Julia Lucey, creates engravings and aquatint that address the salvaje, the evolution of wildlife, its dissolution and the human attempt to manage it.
Creating beautiful and amazing images, he opts for the use of traditional techniques with which he explores human concepts, in addition to observing and scientifically knowing the natural world.
The American artist originally from Fairfax, California, studied graphic arts at the San Francisco Art Institute and is currently a resident at the Kala Art Institute.
Lucey, makes use of traditional engraving in direct reference to naturalistic engravers of the XNUMXth and XNUMXth centuries, categorizing and labeling the flora and fauna around him in etchings, engravings and lithographs.
Depicting local Northern California plants and animals, it often evokes the haunting sense of nature on hold.
And is that Julia Lucey's AnimalsThey are not necessarily dangerous.

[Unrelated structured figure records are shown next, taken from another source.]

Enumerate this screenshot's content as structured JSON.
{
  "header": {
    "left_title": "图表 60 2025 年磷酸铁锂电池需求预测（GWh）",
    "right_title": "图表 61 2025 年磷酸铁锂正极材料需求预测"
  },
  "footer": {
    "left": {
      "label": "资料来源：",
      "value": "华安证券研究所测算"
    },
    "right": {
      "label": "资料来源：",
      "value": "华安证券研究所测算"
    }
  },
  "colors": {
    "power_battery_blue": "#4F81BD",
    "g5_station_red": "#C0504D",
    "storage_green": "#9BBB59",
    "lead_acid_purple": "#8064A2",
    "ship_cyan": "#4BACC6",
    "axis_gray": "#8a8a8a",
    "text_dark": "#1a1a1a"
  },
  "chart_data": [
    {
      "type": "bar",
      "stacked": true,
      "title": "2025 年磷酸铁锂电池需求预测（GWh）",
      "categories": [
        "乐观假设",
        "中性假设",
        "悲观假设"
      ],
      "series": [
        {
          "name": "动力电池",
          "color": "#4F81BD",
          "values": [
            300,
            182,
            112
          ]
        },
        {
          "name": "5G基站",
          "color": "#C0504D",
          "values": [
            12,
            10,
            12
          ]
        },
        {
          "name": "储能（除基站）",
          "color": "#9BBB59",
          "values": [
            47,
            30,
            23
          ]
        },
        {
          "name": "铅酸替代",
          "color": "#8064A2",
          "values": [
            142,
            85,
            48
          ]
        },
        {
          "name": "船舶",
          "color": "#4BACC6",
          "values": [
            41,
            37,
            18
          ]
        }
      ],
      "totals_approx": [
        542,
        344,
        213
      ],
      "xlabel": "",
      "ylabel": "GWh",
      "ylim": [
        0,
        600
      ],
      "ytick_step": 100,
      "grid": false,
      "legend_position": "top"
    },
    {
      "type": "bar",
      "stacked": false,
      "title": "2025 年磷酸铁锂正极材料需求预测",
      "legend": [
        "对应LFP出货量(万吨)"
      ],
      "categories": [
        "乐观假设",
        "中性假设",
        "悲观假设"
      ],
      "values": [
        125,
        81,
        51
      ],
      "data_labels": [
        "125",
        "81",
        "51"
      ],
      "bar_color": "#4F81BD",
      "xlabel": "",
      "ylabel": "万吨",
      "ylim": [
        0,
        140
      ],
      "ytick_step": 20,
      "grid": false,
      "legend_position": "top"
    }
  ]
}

They are only partially hidden in the intricate foliage, attentive to the viewer and almost silent in the hope of being noticed.
In this way Julia intends to do a thoughtful reminder to learn and respect what lives around us and the wild and delicate structure of its ecosystems.
His work insists on giving voice to what has been relegated to the background in society in digital and concrete, for which he places elements and layers of the same engravings, or cuts sections of native flora and arranges them.
This is how his organized and decorative interpretations of the wild clean up what is untamed and unmanageable.
“My work has always been inspired by my love of being outdoors in wild places. It is not only the reassuring escape that it creates, but the curiosity and the desire to know what lives in each place, ”says the artist on her website.
Another interesting detail in Lucey's work is that her engravings refer to the natural history prints of artist/biologist cataloguers like Audubon.
By hand cutting each plant out of the paper and reassembling everything on the panel, he is able to create new worlds.